Still infatuated with Ajla, Danijel "protects" her by not letting anyone else rape her. After she lets him fuck her in laughably stylized soft focus, he teaches her how to escape. Later, at a different camp, she allows herself to be kept as his "Muslim whore."

First-time director Angelina Jolie clearly aims to keep Ajla's allegiances ambiguous. Is she doing what she has to do to survive? Is she a spy? Would either necessarily preclude a romantic connection to her captor? Though Jolie spends much screen time trying to humanize Danijel to the point that we might believe Ajla could love him or that he could change, the relationship doesn't gestate enough for sincere romantic feelings on her end to seem plausible; the denouement that sorts it all out moves from predictable tragedy to ludicrous redemption.

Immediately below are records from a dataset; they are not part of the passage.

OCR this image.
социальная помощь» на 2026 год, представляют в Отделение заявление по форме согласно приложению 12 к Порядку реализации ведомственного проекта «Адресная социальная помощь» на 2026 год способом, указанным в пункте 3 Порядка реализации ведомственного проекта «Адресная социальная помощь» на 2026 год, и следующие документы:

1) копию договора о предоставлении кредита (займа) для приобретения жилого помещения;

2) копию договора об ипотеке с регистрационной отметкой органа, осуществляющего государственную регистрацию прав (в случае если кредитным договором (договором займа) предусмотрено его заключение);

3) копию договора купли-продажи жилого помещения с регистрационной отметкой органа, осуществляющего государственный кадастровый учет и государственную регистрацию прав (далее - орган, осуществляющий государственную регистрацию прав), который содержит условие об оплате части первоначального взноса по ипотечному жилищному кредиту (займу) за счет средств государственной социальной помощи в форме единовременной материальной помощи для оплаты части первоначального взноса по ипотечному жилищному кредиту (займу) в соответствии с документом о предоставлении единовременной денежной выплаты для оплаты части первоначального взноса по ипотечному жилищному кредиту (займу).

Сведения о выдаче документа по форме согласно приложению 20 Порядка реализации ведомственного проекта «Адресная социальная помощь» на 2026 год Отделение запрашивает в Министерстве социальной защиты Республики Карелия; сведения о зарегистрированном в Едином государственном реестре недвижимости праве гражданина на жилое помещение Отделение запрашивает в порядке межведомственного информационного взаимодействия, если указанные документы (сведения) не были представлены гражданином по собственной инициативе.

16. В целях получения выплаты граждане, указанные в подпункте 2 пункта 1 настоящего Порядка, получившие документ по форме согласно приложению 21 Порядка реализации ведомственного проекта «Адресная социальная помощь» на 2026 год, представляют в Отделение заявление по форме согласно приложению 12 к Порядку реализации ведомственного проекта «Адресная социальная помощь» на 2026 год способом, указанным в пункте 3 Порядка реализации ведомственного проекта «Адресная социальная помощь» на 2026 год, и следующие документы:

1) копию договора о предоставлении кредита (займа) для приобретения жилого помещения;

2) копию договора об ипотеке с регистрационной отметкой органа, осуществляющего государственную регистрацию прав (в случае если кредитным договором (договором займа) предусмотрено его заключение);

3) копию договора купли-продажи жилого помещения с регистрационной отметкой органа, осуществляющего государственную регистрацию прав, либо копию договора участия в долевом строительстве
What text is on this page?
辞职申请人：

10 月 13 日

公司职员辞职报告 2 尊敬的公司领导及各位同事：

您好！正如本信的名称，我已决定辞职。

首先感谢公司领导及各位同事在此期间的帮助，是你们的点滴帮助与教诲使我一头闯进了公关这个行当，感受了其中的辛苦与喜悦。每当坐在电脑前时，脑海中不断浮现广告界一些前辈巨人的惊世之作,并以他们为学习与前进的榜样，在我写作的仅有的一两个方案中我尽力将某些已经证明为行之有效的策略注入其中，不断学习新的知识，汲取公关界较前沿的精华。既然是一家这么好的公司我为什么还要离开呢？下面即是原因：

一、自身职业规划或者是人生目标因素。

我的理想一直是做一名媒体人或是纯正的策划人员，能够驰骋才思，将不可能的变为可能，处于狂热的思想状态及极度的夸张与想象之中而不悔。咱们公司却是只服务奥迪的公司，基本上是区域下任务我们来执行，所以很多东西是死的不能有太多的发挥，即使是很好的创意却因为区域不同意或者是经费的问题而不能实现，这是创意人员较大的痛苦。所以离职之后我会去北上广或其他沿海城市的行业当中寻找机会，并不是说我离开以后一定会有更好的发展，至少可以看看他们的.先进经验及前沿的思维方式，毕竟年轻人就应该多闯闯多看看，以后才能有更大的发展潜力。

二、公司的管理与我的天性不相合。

The winter-light, handheld cinematography suggests at least someone on set has seen a recent Romanian movie, but closing titles confirm that Jolie's motivating intent in making Blood and Honey was activist rather than artistic. Throughout her career, Jolie has carefully constructed a persona as the anti-movie star, but in using her wealth and status to make a United Nations extra-credit project that pointedly criticizes the United States for not intervening earlier and more forcefully in a conflict now safely in history's rearview mirror, Jolie has produced a sanctimonious vanity commercial for her own good intentions. That's about as Hollywood as it gets.